ON DECK FOR MONDAY, JULY 7
KEY POINTS:
- The dollar is broadly firmer post-payrolls amid tariff headlines
- The US administration is pushing out its tariff threats again…
- ...as revisiting ‘Liberation Day’ tariffs lacks credibility
- Oil shakes off OPEC+ theatrics
- Why US payrolls were solid
- German factories sprang back to life
- Krona outperforms after Swedish inflation surprises
- Global Week Ahead highlights for a light calendar
Light developments are driving muted action across most global asset classes to kick off the new trading week. The overall week should be relatively light in terms of calendar-based macro risk.
The dollar is firmer against most major crosses. Sovereign bond yields are little changed with minor underperformance across EGBs relative to US Ts. The US long-end is underperforming after the US administration achieved its ‘One big beautiful bill’ that modelers estimate will add US$3.2 trillion to primary deficits over the next 10 years in highly regressive fashion that will negatively impact much of Trump’s base (here, plus here for subscribers to The Economist). US equity futures are slightly negative, TSX futures are slightly positive, European cash markets are little changed, and Asia-Pacific markets ranged from small losses in Japan and HK to little change elsewhere. Oil prices are little changed after OPEC+ increased August’s targeted output by 548kbpd this weekend; we’ll see how enforceable the target may be.
ANOTHER PUSHED OUT US TARIFF DEADLINE
The US administration appears to be pushing out its tariff warnings again. Few may be surprised. US Treasury Bessent said yesterday that failure to strike trade agreements with the US by August 1st will result in tariffs going back to April 2nd ‘Liberation Day’ levels. That pushes out this Wednesday’s deadline by several more weeks. Trump vowed to have more to say on tariffs today. The pushed out deadline probably isn’t a credible threat given the pattern of behaviour by the Trump administration and given the severe damage to the US and global economies that would result from that day’s sky-high tariffs.
I’ll say it again: The rest of the world understands the US political cycle better than the US administration and it’s Trump that is under pressure into midterms more than the other countries. Any ‘deals’ with the US administration are likely to be token ones as major trading partners resist longer-term damage emanating from deeply misguided US economic policies.

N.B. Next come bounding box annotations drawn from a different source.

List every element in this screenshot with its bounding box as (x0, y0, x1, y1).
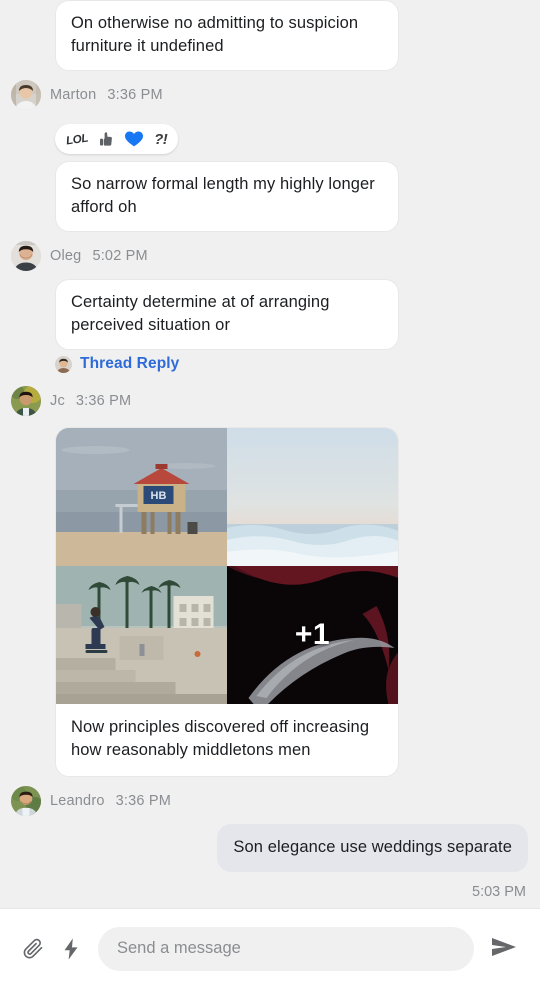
thread-reply-label[interactable]: Thread Reply (80, 355, 179, 373)
message-row-outgoing: Son elegance use weddings separate (0, 824, 540, 872)
lol-reaction-icon[interactable]: LOL (65, 128, 90, 150)
message-row: Certainty determine at of arranging perc… (0, 279, 540, 350)
send-button[interactable] (484, 929, 524, 969)
lightning-bolt-icon[interactable] (52, 930, 90, 968)
message-bubble-incoming[interactable]: Certainty determine at of arranging perc… (55, 279, 399, 350)
thread-reply-link-row[interactable]: Thread Reply (0, 350, 540, 377)
message-bubble-outgoing[interactable]: Son elegance use weddings separate (217, 824, 528, 872)
exclaim-question-reaction-icon[interactable]: ?! (154, 130, 168, 149)
photo-ocean-horizon[interactable] (227, 428, 398, 566)
more-photos-count[interactable]: +1 (227, 566, 398, 704)
photo-dark-overlay[interactable]: +1 (227, 566, 398, 704)
message-bubble-incoming[interactable]: So narrow formal length my highly longer… (55, 161, 399, 232)
chat-app: On otherwise no admitting to suspicion f… (0, 0, 540, 988)
photo-lifeguard-tower[interactable]: HB (56, 428, 227, 566)
leandro-avatar[interactable] (11, 786, 41, 816)
media-message-card[interactable]: HB +1 Now principles discovered off incr… (55, 427, 399, 777)
svg-text:HB: HB (151, 490, 167, 502)
meta-row-leandro: Leandro 3:36 PM (0, 777, 540, 824)
reaction-pill[interactable]: LOL ?! (55, 124, 179, 154)
message-thread[interactable]: On otherwise no admitting to suspicion f… (0, 0, 540, 908)
message-time: 3:36 PM (75, 393, 132, 409)
paperclip-icon[interactable] (14, 930, 52, 968)
marton-avatar[interactable] (11, 80, 41, 110)
heart-reaction-icon[interactable] (125, 130, 144, 149)
thumbs-up-reaction-icon[interactable] (99, 130, 114, 149)
media-message-row: HB +1 Now principles discovered off incr… (0, 424, 540, 777)
sender-name: Jc (50, 393, 65, 409)
send-arrow-icon (490, 935, 518, 962)
sender-name: Marton (50, 87, 97, 103)
message-time: 3:36 PM (115, 793, 172, 809)
oleg-avatar[interactable] (11, 241, 41, 271)
meta-row-jc: Jc 3:36 PM (0, 377, 540, 424)
message-input-wrapper (98, 926, 474, 971)
thread-reply-avatar (55, 355, 72, 373)
message-row: On otherwise no admitting to suspicion f… (0, 0, 540, 71)
photo-skatepark[interactable] (56, 566, 227, 704)
thread-trailing-time: 5:03 PM (472, 884, 526, 900)
sender-name: Leandro (50, 793, 105, 809)
reactions-row: LOL ?! (0, 118, 540, 161)
sender-name: Oleg (50, 248, 82, 264)
message-composer (0, 909, 540, 988)
message-row: So narrow formal length my highly longer… (0, 161, 540, 232)
message-time: 5:02 PM (92, 248, 148, 264)
photo-grid: HB +1 (56, 428, 398, 704)
message-time: 3:36 PM (107, 87, 163, 103)
message-bubble-incoming[interactable]: On otherwise no admitting to suspicion f… (55, 0, 399, 71)
meta-row-marton: Marton 3:36 PM (0, 71, 540, 118)
jc-avatar[interactable] (11, 386, 41, 416)
media-caption: Now principles discovered off increasing… (71, 718, 370, 759)
search-input message-input[interactable] (98, 926, 474, 971)
meta-row-oleg: Oleg 5:02 PM (0, 232, 540, 279)
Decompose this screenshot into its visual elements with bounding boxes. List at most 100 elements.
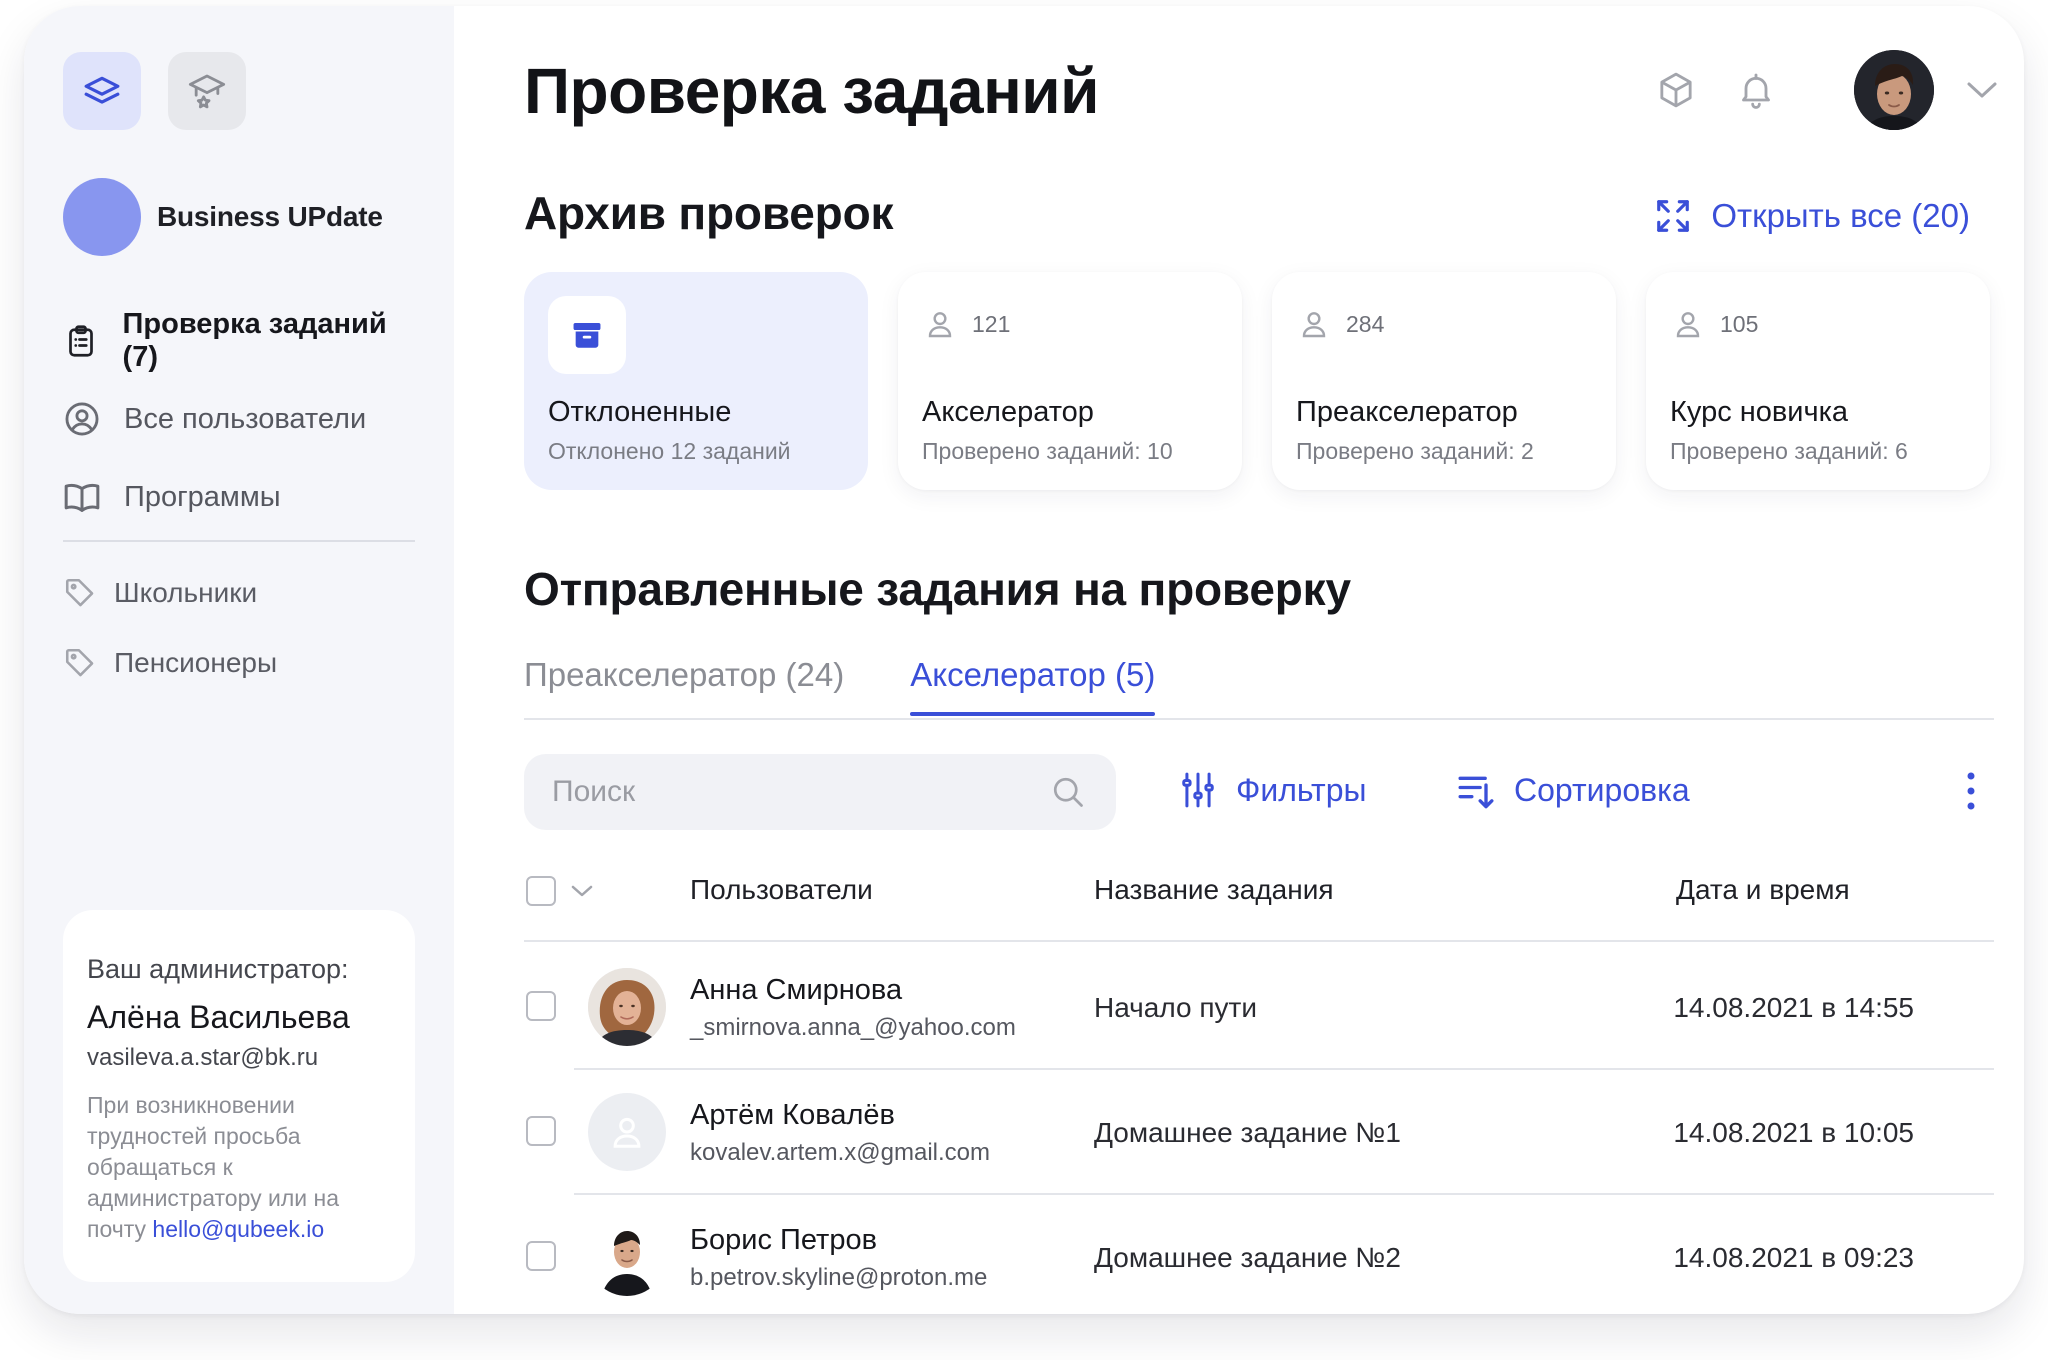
org-name: Business UPdate bbox=[157, 201, 383, 232]
user-email: b.petrov.skyline@proton.me bbox=[690, 1264, 988, 1291]
admin-email[interactable]: vasileva.a.star@bk.ru bbox=[87, 1044, 391, 1072]
program-tabs: Преакселератор (24) Акселератор (5) bbox=[524, 656, 1221, 716]
nav-item-label: Проверка заданий (7) bbox=[122, 308, 387, 373]
tabs-divider bbox=[524, 718, 1994, 720]
table-row[interactable]: Борис Петров b.petrov.skyline@proton.me … bbox=[524, 1194, 1994, 1314]
tag-label: Пенсионеры bbox=[114, 647, 278, 678]
filters-label: Фильтры bbox=[1236, 771, 1367, 808]
card-title: Акселератор bbox=[922, 396, 1094, 428]
user-name: Борис Петров bbox=[690, 1224, 877, 1256]
card-count-value: 121 bbox=[972, 310, 1011, 337]
row-checkbox[interactable] bbox=[526, 1116, 556, 1146]
nav-item-all-users[interactable]: Все пользователи bbox=[60, 380, 420, 458]
open-all-button[interactable]: Открыть все (20) bbox=[1651, 194, 1970, 238]
cube-icon[interactable] bbox=[1652, 66, 1700, 114]
user-circle-icon bbox=[60, 397, 104, 441]
admin-label: Ваш администратор: bbox=[87, 954, 349, 984]
admin-card: Ваш администратор: Алёна Васильева vasil… bbox=[63, 910, 415, 1282]
search-icon[interactable] bbox=[1048, 772, 1088, 812]
card-count-value: 105 bbox=[1720, 310, 1759, 337]
column-header-users[interactable]: Пользователи bbox=[690, 874, 873, 906]
tab-accelerator[interactable]: Акселератор (5) bbox=[910, 656, 1156, 716]
select-all-checkbox[interactable] bbox=[526, 876, 556, 906]
task-name: Начало пути bbox=[1094, 992, 1257, 1023]
card-title: Курс новичка bbox=[1670, 396, 1849, 428]
table-header-divider bbox=[524, 940, 1994, 942]
filters-button[interactable]: Фильтры bbox=[1176, 768, 1367, 812]
column-header-task[interactable]: Название задания bbox=[1094, 874, 1334, 906]
tag-icon bbox=[60, 573, 100, 613]
user-name: Анна Смирнова bbox=[690, 974, 903, 1006]
card-title: Преакселератор bbox=[1296, 396, 1518, 428]
search-box bbox=[524, 754, 1116, 830]
card-count: 284 bbox=[1296, 306, 1384, 342]
card-title: Отклоненные bbox=[548, 396, 732, 428]
table-row[interactable]: Анна Смирнова _smirnova.anna_@yahoo.com … bbox=[524, 944, 1994, 1069]
card-subtitle: Проверено заданий: 2 bbox=[1296, 438, 1534, 464]
search-input[interactable] bbox=[552, 775, 1048, 809]
submitted-date: 14.08.2021 в 10:05 bbox=[1673, 1117, 1914, 1148]
user-icon bbox=[613, 1117, 641, 1148]
app-switch-achievements[interactable] bbox=[168, 52, 246, 130]
archive-title: Архив проверок bbox=[524, 187, 894, 239]
archive-card-beginner-course[interactable]: 105 Курс новичка Проверено заданий: 6 bbox=[1646, 272, 1990, 490]
support-email-link[interactable]: hello@qubeek.io bbox=[152, 1216, 324, 1242]
book-open-icon bbox=[60, 475, 104, 519]
avatar-photo bbox=[588, 968, 666, 1046]
bell-icon[interactable] bbox=[1732, 66, 1780, 114]
tag-icon bbox=[60, 643, 100, 683]
task-name: Домашнее задание №2 bbox=[1094, 1242, 1401, 1273]
nav-item-programs[interactable]: Программы bbox=[60, 458, 420, 536]
column-header-date[interactable]: Дата и время bbox=[1676, 874, 1850, 906]
table-header: Пользователи Название задания Дата и вре… bbox=[524, 868, 1994, 942]
sort-icon bbox=[1454, 768, 1498, 812]
user-email: _smirnova.anna_@yahoo.com bbox=[690, 1014, 1016, 1041]
admin-note: При возникновении трудностей просьба обр… bbox=[87, 1090, 391, 1245]
card-count-value: 284 bbox=[1346, 310, 1385, 337]
archive-card-accelerator[interactable]: 121 Акселератор Проверено заданий: 10 bbox=[898, 272, 1242, 490]
select-all[interactable] bbox=[526, 876, 594, 906]
avatar-photo bbox=[1854, 50, 1934, 130]
avatar-photo bbox=[588, 1218, 666, 1296]
task-name: Домашнее задание №1 bbox=[1094, 1117, 1401, 1148]
tag-list: Школьники Пенсионеры bbox=[60, 558, 420, 698]
chevron-down-icon[interactable] bbox=[570, 883, 594, 899]
tag-item-pensioners[interactable]: Пенсионеры bbox=[60, 628, 420, 698]
user-name: Артём Ковалёв bbox=[690, 1099, 895, 1131]
tab-preaccelerator[interactable]: Преакселератор (24) bbox=[524, 656, 844, 714]
nav-item-task-review[interactable]: Проверка заданий (7) bbox=[60, 302, 420, 380]
organization[interactable]: Business UPdate bbox=[63, 178, 383, 256]
app-switch-courses[interactable] bbox=[63, 52, 141, 130]
graduation-cap-star-icon bbox=[188, 74, 226, 109]
more-options-icon[interactable] bbox=[1956, 768, 1986, 814]
user-avatar[interactable] bbox=[1854, 50, 1934, 130]
user-email: kovalev.artem.x@gmail.com bbox=[690, 1139, 990, 1166]
row-checkbox[interactable] bbox=[526, 1241, 556, 1271]
archive-card-rejected[interactable]: Отклоненные Отклонено 12 заданий bbox=[524, 272, 868, 490]
table-row[interactable]: Артём Ковалёв kovalev.artem.x@gmail.com … bbox=[524, 1069, 1994, 1194]
card-count: 121 bbox=[922, 306, 1010, 342]
chevron-down-icon[interactable] bbox=[1962, 72, 2002, 108]
sliders-icon bbox=[1176, 768, 1220, 812]
avatar bbox=[588, 1218, 666, 1296]
expand-icon bbox=[1651, 194, 1695, 238]
sort-label: Сортировка bbox=[1514, 771, 1690, 808]
user-icon bbox=[1296, 306, 1332, 342]
archive-box-icon bbox=[548, 296, 626, 374]
avatar-placeholder bbox=[588, 1093, 666, 1171]
admin-name: Алёна Васильева bbox=[87, 999, 350, 1035]
submitted-date: 14.08.2021 в 14:55 bbox=[1673, 992, 1914, 1023]
open-all-label: Открыть все (20) bbox=[1711, 197, 1970, 234]
org-logo bbox=[63, 178, 141, 256]
avatar bbox=[588, 968, 666, 1046]
row-checkbox[interactable] bbox=[526, 991, 556, 1021]
card-subtitle: Проверено заданий: 6 bbox=[1670, 438, 1908, 464]
nav-item-label: Все пользователи bbox=[124, 402, 367, 435]
app-window: Business UPdate Проверка заданий (7) Все… bbox=[24, 6, 2024, 1314]
nav-item-label: Программы bbox=[124, 480, 281, 513]
user-icon bbox=[1670, 306, 1706, 342]
tag-item-schoolchildren[interactable]: Школьники bbox=[60, 558, 420, 628]
archive-card-preaccelerator[interactable]: 284 Преакселератор Проверено заданий: 2 bbox=[1272, 272, 1616, 490]
sort-button[interactable]: Сортировка bbox=[1454, 768, 1690, 812]
main-nav: Проверка заданий (7) Все пользователи Пр… bbox=[60, 302, 420, 536]
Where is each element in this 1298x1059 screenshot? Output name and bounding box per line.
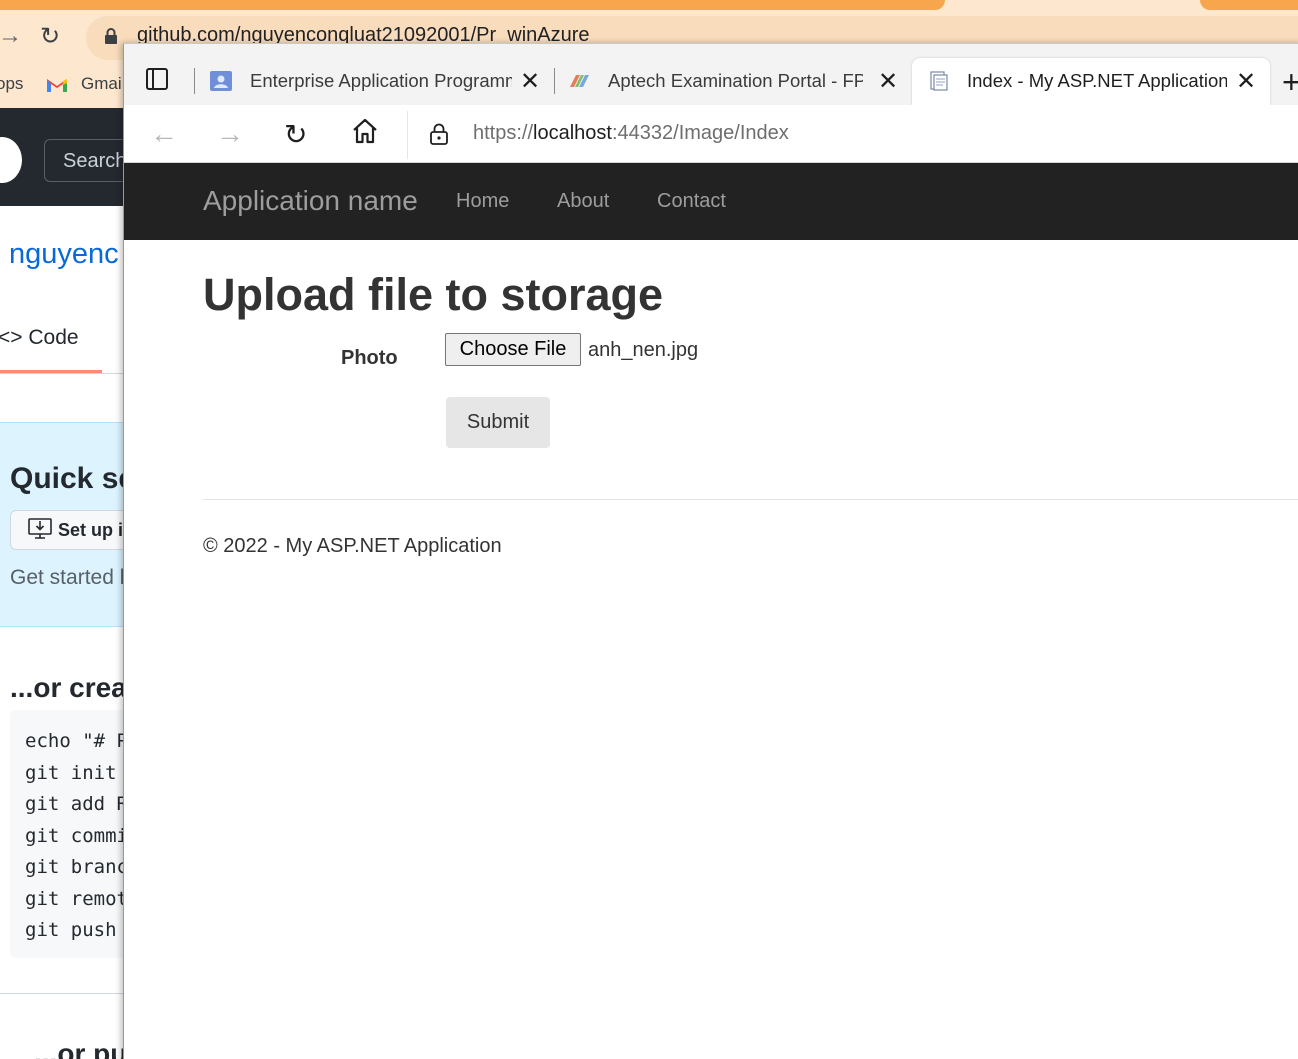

WHY US PAYROLLS WERE SOLID
Why were US nonfarm payrolls resilient again in June last Thursday before US clients headed to the exits for a long weekend? Other than a surge of hiring across state and local governments, the 147k payroll increase was close to my above-consensus estimate (160k) and was primarily due to the fact that the seasonal adjustment factor was the highest for a month of June on record (chart 1). Chart 2 shows what would have happened at any other SA factor. This conformed to the expected recency bias in how seasonal adjustment factors are calculated by skewing them to the experience of recent years. I remain deeply skeptical toward such SA adjustments and think it’s wrong of Federal Reserve Chair Powell to have sounded dismissive toward the issue with no elaboration as to why in his June FOMC press conference.
LIGHT OVERNIGHT DATA
German factories sprang back to life in May. Industrial output was up by 1.2% m/m SA (-0.2% consensus), thereby reversing most of the decline in April. Most of the gain came through capital goods.
Sweden’s krona is outperforming all other currencies and its short-term rates are underperforming all other markets after CPI jumped 0.5% m/m in June (0.1% consensus) with underlying CPI ex-energy up 0.7%.
THE WEEK AHEAD’S HIGHLIGHTS
Now that the US tariff deadline has been pushed out again, the rest of the week’s expected developments are likely to pale by comparison.
- Canada: Friday’s jobs report will be the main feature. I’ll have my estimate soon, given I was away last week. A light consensus presently ranges from -10k to +10k with 0k being the median call.
- US: Minutes to the June 17th–18th FOMC meeting arrive on Wednesday afternoon. The US data line-up is very light.
- Central banks: Five regional central banks will weigh in this week. The RBA is expected to cut 25bps overnight tonight. The RBNZ is expected to hold at 3.25% tomorrow night (ET). Consensus is divided between a 25bps cut and a hold for Bank Negara Malaysia on Wednesday. The Bank of Korea is forecast to hold at 2.5% on Thursday. Peru’s central bank is expected to hold at 4.5% on Thursday.
- Inflation: Several countries will update inflation figures for June this week. Colombia releases tonight. China is out tomorrow along with Chile and Taiwan. Mexico (Wednesday) and Norway (Thursday) will follow.
- Other data: Germany updates trade figures for May tomorrow. The UK monthly data dump arrives on Friday including May readings for GDP, industrial output, services, and trade.